H.M. Thorpe and his brother-in-law, A.H. Floatin, built and opened the first general store in 1888. Thorpe later was appointed the first postmaster. He served in this capacity for many years, until he sold out his store to Charles B. Murphy, who ran the store and post office until the death of his wife in 1944.
Mrs. Charles Callahan was the last postmaster in Brayton. She served three months and until the post office was closed on June 1, 1945.
Editor of the first newspaper, the Brayton Democrat, was Frank Colvin. Dick Ahern pulled the press lever on the first paper and every press day thereafter until he left in 1897.
T.C. Phalan built and operated the first bank, known as the Brayton Commercial. Dave Lanigan was the cashier. Peter Kerrigan later operated the bank until it closed in the late 1930s. It never reopened.
The early church in Brayton was a nonsectarian church, built by the entire community. This, despite the fact that almost everyone in the community at the time was an Irish Catholic.

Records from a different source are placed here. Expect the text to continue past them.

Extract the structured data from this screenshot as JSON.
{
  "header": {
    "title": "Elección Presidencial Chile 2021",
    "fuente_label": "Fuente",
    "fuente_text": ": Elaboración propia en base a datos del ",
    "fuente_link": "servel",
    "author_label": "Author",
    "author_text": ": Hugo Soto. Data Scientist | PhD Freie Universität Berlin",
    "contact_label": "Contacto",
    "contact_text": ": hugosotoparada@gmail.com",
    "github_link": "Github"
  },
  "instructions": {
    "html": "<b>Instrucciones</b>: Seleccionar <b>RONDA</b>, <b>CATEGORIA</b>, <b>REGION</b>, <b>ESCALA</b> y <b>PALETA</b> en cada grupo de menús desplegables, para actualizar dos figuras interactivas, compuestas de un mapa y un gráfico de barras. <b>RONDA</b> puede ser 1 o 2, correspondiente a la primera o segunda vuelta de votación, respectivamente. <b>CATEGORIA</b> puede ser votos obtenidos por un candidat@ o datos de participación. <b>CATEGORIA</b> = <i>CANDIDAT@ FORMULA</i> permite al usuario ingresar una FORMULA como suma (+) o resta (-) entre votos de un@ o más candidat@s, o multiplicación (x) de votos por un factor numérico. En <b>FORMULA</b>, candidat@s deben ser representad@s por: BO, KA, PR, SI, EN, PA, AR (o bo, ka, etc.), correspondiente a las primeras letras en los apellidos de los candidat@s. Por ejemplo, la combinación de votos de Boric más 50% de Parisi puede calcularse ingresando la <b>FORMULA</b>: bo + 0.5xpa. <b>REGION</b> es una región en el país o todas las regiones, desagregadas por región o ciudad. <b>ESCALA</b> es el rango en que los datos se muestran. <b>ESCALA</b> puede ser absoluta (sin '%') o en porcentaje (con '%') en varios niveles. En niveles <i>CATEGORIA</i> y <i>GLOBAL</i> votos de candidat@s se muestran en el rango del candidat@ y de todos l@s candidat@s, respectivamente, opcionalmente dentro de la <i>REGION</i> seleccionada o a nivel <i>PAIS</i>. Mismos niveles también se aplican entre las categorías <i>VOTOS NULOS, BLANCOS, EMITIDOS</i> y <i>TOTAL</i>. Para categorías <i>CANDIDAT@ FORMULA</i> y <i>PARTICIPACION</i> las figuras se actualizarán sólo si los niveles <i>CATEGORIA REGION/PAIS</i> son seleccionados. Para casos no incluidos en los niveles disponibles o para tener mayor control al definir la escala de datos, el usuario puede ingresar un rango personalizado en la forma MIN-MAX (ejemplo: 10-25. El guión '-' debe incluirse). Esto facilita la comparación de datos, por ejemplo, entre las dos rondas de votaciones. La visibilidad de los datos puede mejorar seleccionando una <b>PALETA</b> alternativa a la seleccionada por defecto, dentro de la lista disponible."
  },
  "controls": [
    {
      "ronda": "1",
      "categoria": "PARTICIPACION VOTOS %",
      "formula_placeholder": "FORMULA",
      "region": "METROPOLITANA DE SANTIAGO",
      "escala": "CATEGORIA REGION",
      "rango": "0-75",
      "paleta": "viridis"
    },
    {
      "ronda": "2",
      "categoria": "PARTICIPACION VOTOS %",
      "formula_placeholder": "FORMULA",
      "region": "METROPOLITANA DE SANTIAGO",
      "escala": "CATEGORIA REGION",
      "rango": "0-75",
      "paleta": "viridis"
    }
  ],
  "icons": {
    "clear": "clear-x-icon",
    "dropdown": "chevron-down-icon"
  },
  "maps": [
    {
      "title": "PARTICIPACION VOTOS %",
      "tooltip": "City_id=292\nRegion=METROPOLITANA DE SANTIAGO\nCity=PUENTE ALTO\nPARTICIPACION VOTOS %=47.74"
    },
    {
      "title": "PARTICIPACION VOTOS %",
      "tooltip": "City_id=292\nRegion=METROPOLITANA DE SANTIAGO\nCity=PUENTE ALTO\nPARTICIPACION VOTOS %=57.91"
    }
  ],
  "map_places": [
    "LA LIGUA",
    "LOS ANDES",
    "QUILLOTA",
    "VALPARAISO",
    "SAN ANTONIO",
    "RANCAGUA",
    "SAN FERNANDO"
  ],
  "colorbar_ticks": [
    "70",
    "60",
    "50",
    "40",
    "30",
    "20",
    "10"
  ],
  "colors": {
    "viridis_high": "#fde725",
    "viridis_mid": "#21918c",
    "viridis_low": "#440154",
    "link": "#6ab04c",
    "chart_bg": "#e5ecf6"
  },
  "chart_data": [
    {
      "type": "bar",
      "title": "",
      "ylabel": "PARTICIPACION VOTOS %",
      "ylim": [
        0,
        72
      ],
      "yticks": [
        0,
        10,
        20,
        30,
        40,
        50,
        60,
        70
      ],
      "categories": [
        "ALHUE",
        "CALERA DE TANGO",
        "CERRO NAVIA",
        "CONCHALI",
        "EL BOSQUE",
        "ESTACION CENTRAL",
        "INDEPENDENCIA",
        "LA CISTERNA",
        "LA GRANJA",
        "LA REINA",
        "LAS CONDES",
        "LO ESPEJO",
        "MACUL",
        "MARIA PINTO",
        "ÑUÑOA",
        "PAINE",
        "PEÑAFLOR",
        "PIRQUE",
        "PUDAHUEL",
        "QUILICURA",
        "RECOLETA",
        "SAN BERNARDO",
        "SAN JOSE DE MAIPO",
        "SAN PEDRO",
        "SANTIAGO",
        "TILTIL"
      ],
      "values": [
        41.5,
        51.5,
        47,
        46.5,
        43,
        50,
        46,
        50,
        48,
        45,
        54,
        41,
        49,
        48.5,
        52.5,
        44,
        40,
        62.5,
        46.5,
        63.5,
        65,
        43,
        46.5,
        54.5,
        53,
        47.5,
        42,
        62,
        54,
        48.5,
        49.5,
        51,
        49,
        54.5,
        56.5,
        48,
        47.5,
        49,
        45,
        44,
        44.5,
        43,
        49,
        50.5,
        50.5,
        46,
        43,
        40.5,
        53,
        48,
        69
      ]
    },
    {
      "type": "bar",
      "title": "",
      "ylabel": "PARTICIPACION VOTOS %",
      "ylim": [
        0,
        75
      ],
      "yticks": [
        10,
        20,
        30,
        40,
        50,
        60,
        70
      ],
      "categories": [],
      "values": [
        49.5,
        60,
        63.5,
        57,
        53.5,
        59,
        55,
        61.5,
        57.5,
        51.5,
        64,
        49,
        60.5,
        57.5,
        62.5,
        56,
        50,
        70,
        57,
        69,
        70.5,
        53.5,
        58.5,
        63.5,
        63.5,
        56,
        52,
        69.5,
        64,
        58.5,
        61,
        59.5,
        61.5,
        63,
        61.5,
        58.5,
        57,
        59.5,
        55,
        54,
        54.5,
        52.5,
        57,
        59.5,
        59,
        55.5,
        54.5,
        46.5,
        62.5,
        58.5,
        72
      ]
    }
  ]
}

Stores opened one after another as the town progressed and at one time or another there was almost every type of store imaginable located in the thriving community, including a millinery store, a drug store, modern hotel.

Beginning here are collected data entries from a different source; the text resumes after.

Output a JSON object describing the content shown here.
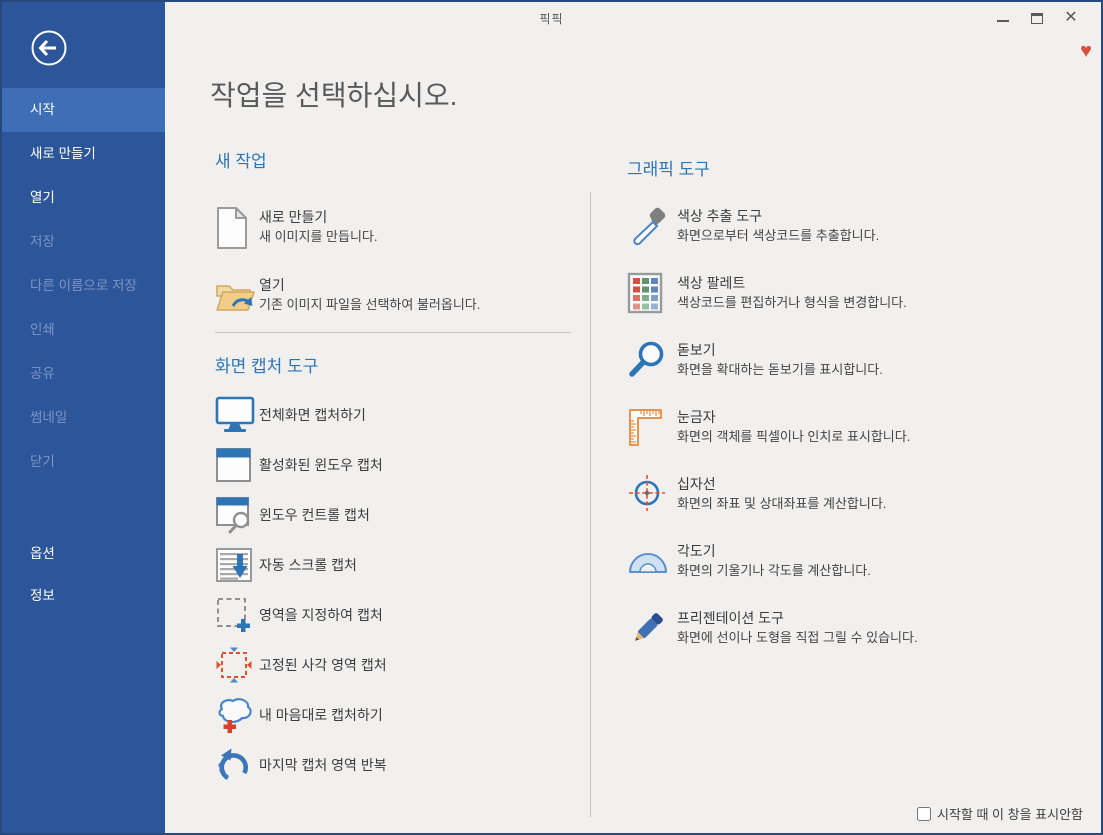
{
  "window": {
    "title": "픽픽",
    "controls": {
      "minimize": "minimize",
      "maximize": "maximize",
      "close_glyph": "✕"
    },
    "heart_glyph": "♥"
  },
  "colors": {
    "window_border": "#26497e",
    "sidebar_bg": "#2c5699",
    "sidebar_selected": "#3e6eb5",
    "sidebar_disabled_text": "#7d95c5",
    "content_bg": "#f1f0ef",
    "section_header_blue": "#2e75b6",
    "heading_gray": "#595959",
    "item_text": "#3c3c3c",
    "heart_red": "#d9513c",
    "icon_blue": "#2e75b6",
    "icon_orange": "#e8944e",
    "icon_red": "#e0502f"
  },
  "sidebar": {
    "items": [
      {
        "label": "시작",
        "state": "selected"
      },
      {
        "label": "새로 만들기",
        "state": "enabled"
      },
      {
        "label": "열기",
        "state": "enabled"
      },
      {
        "label": "저장",
        "state": "disabled"
      },
      {
        "label": "다른 이름으로 저장",
        "state": "disabled"
      },
      {
        "label": "인쇄",
        "state": "disabled"
      },
      {
        "label": "공유",
        "state": "disabled"
      },
      {
        "label": "썸네일",
        "state": "disabled"
      },
      {
        "label": "닫기",
        "state": "disabled"
      }
    ],
    "bottom_items": [
      {
        "label": "옵션"
      },
      {
        "label": "정보"
      }
    ]
  },
  "main": {
    "heading": "작업을 선택하십시오.",
    "sections": {
      "new_task": {
        "header": "새 작업",
        "items": [
          {
            "icon": "new-document-icon",
            "title": "새로 만들기",
            "desc": "새 이미지를 만듭니다."
          },
          {
            "icon": "open-folder-icon",
            "title": "열기",
            "desc": "기존 이미지 파일을 선택하여 불러옵니다."
          }
        ]
      },
      "capture_tools": {
        "header": "화면 캡처 도구",
        "items": [
          {
            "icon": "fullscreen-capture-icon",
            "title": "전체화면 캡처하기"
          },
          {
            "icon": "active-window-capture-icon",
            "title": "활성화된 윈도우 캡처"
          },
          {
            "icon": "window-control-capture-icon",
            "title": "윈도우 컨트롤 캡처"
          },
          {
            "icon": "scrolling-capture-icon",
            "title": "자동 스크롤 캡처"
          },
          {
            "icon": "region-capture-icon",
            "title": "영역을 지정하여 캡처"
          },
          {
            "icon": "fixed-region-capture-icon",
            "title": "고정된 사각 영역 캡처"
          },
          {
            "icon": "freehand-capture-icon",
            "title": "내 마음대로 캡처하기"
          },
          {
            "icon": "repeat-last-capture-icon",
            "title": "마지막 캡처 영역 반복"
          }
        ]
      },
      "graphic_tools": {
        "header": "그래픽 도구",
        "items": [
          {
            "icon": "color-picker-icon",
            "title": "색상 추출 도구",
            "desc": "화면으로부터 색상코드를 추출합니다."
          },
          {
            "icon": "color-palette-icon",
            "title": "색상 팔레트",
            "desc": "색상코드를 편집하거나 형식을 변경합니다."
          },
          {
            "icon": "magnifier-icon",
            "title": "돋보기",
            "desc": "화면을 확대하는 돋보기를 표시합니다."
          },
          {
            "icon": "ruler-icon",
            "title": "눈금자",
            "desc": "화면의 객체를 픽셀이나 인치로 표시합니다."
          },
          {
            "icon": "crosshair-icon",
            "title": "십자선",
            "desc": "화면의 좌표 및 상대좌표를 계산합니다."
          },
          {
            "icon": "protractor-icon",
            "title": "각도기",
            "desc": "화면의 기울기나 각도를 계산합니다."
          },
          {
            "icon": "presentation-pen-icon",
            "title": "프리젠테이션 도구",
            "desc": "화면에 선이나 도형을 직접 그릴 수 있습니다."
          }
        ]
      }
    },
    "footer": {
      "checkbox_label": "시작할 때 이 창을 표시안함",
      "checkbox_checked": false
    }
  }
}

The first elevator was built by Jacques barstow in 1899. William Hynes was the first operator. The elevator was equipped with a gasoline engine which was uncommon because the elevator power up to that time had been horses. The engine was unusually heavy and bulky. It weighed 4200 pounds and developed only 12 horsepower. A 500-gallon tank served as the cooling system. It took a good man with a lot of know-how to start the engine. This fell upon the shoulders of Barney Callahan because he was known as the strongest man in the community.

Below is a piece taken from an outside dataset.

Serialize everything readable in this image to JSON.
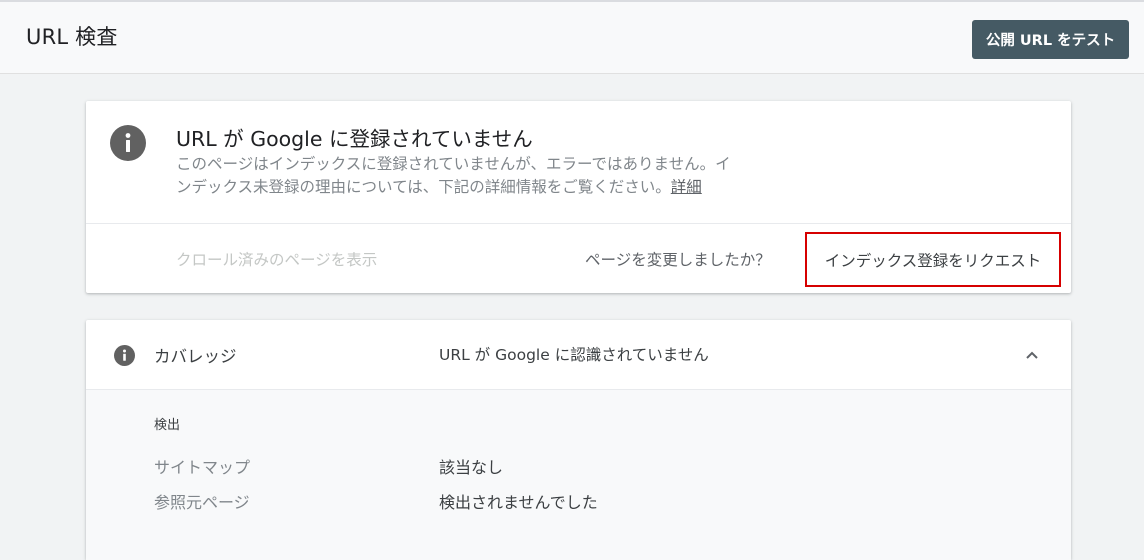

Whenever there was any dentistry work to be done, the postmaster, Charles Murphy, performed the task.
P.J. Rooney and John McGuire were big cattle feeders in the early days. On one occasion, a gang of cattle rustlers operating in the central part of the state took off with a bunch of their cattle and shipped them to Chicago. Among the cattle stolen was a pet steer. Rooney and mcGuire boarded the next train for Chicago and arrived there before the cattle were sold, and began looking for their cattle. Finally, they spotted the pen where their cattle were located, and in order to convince the livestock men that the herd was theirs, they stood in another pen and called for the pet steer to come to them. This steer did and convinced the livestock men that (the) Rooneys were the rightful owners. The cattle thieves departed hurriedly. They were later captured in Central Nebraska and it cost Rooney and McGuire 160 acres of land to put the thieves behind bars.
All in all, Brayton at one time was the hot spot in the Irish Alps. Today nothing remains of the ghost town except the weed-covered sidewalks and the Schultz home which sits on the hill and overlooks the area."